Sunday, October 21, 2012

Sentimental Sunday: Fire at St. Nicholas

from Chicago Daily Tribune, February 4, 1898
As noted in an earlier post, the original St. Nicholas Catholic Church in Evanston, Illinois, burned down February 3, 1898.  Construction began on a new church building in 1904, with completion in 1906.
Where did the parish meet in between?

Alan Kozlowski, who is involved with the parish's 125th anniversary this year, send me the article at left (and a more detailed article from the February 5, 1898, Evanston Index) as well as the picture below, as well as the following information from the parish's 50th anniversary book:

Temporary Accommodations 
Now again the flock was homeless. Again Mass was said in a hall, this time in Burden's store, on the north side of Main Street between Sherman and Custer. Father Biermann moved temporarily to a building owned by Mr. Risch, at 832 Custer Avenue. After a week school was reopened in Burden's store. 

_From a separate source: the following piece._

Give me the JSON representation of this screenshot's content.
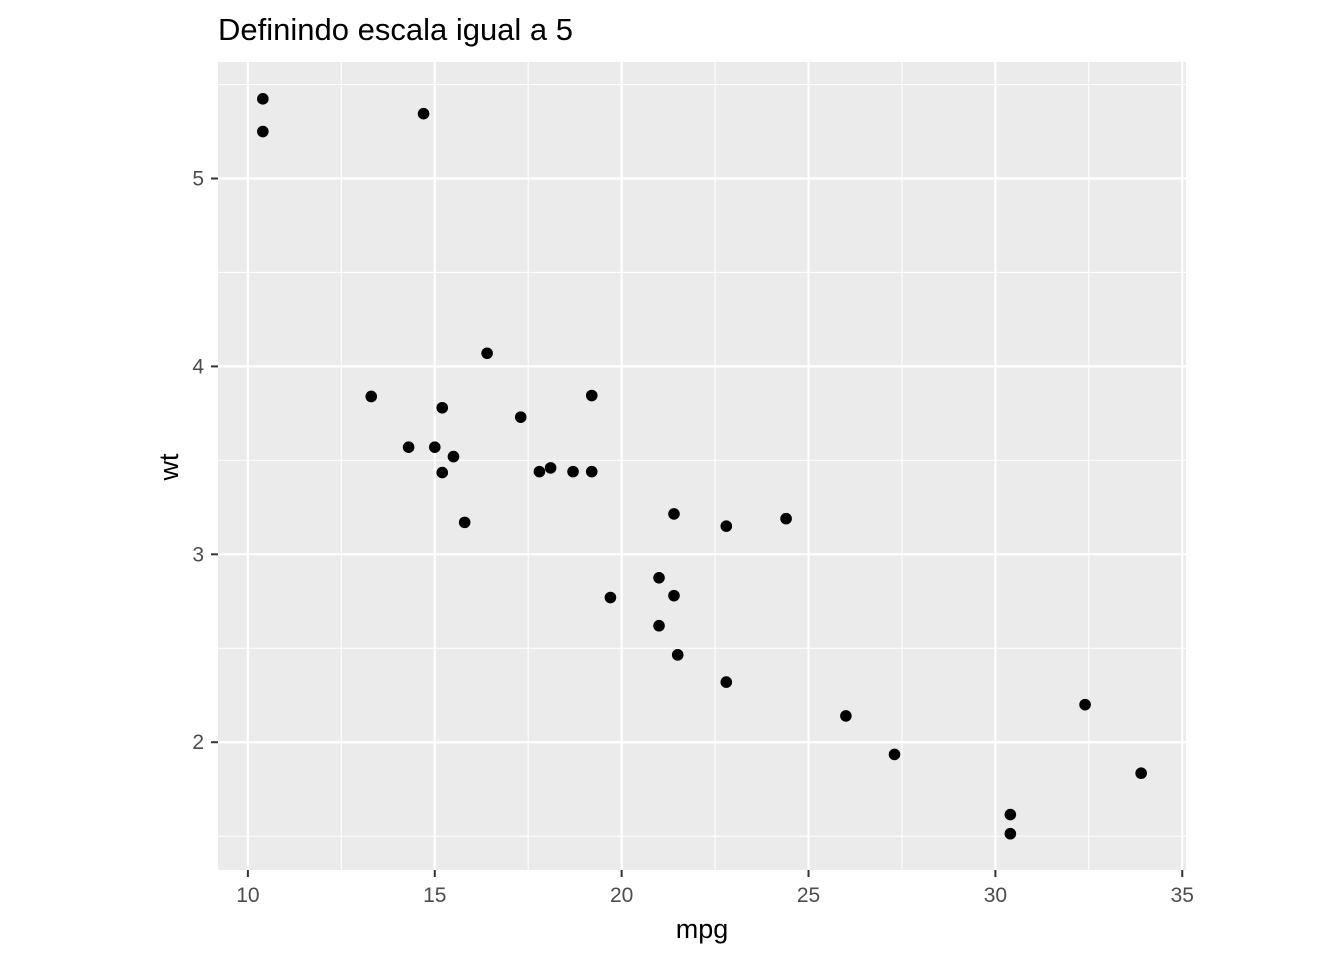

Father Hugh P. Smyth of St. Mary's [Catholic Church, also in Evanston,] with the generous cooperation and sympathy that was characteristic of his entire life, at once offered Father Biermann the use of his church. One Mass was thereafter said at Burden's store, and one at St. Mary's.  

The New School 
Father Biermann's first thought after the fire was to restore school facilities. The first building to be erected after the fire was a four room school building with a basement hall. It was completed the year of the fire [1898] and the hall served as the church until 1905.

Above is a photo Alan Kozlowski sent of the school basement hall that served as the church from sometime after February 1898 to sometime in 1905. It looks like it is decorated for a special occasion - perhaps First Communion, or a wedding?

My great uncle Otto Richard "Dick" Pape may have been baptized in the hall picture above, as that event occurred on November 13, 1898.  Based on other church records, it's possible that some of his siblings had their First Communions or were confirmed in this building, and that their first cousin Hugo Pape was married in this hall.

Below is a photo sent by Jim Heckenbach (a descendant of the Didiers, a founding family of the parish).  It's a picture of students at St. Nicholas School in 1899, so this must be the new school/basement church hall referred to above, built in 1898.  I love some of the little details in this photo:  the potted plants on the windowsills, the USA flag with 46 stars, the boy in the top row blowing a horn, the row of boys with drums, the crooked sign, and the bicycles!  Perhaps the priest on the left is Father Biermann; the nun might be Sister Justine.

I don't recognize any of my Pape kin in this photograph.  It's possible the John Pape family had already moved to Chicago by this point (where they were definitely living in 1900, according to the Census and to youngest son Walter's baptismal record).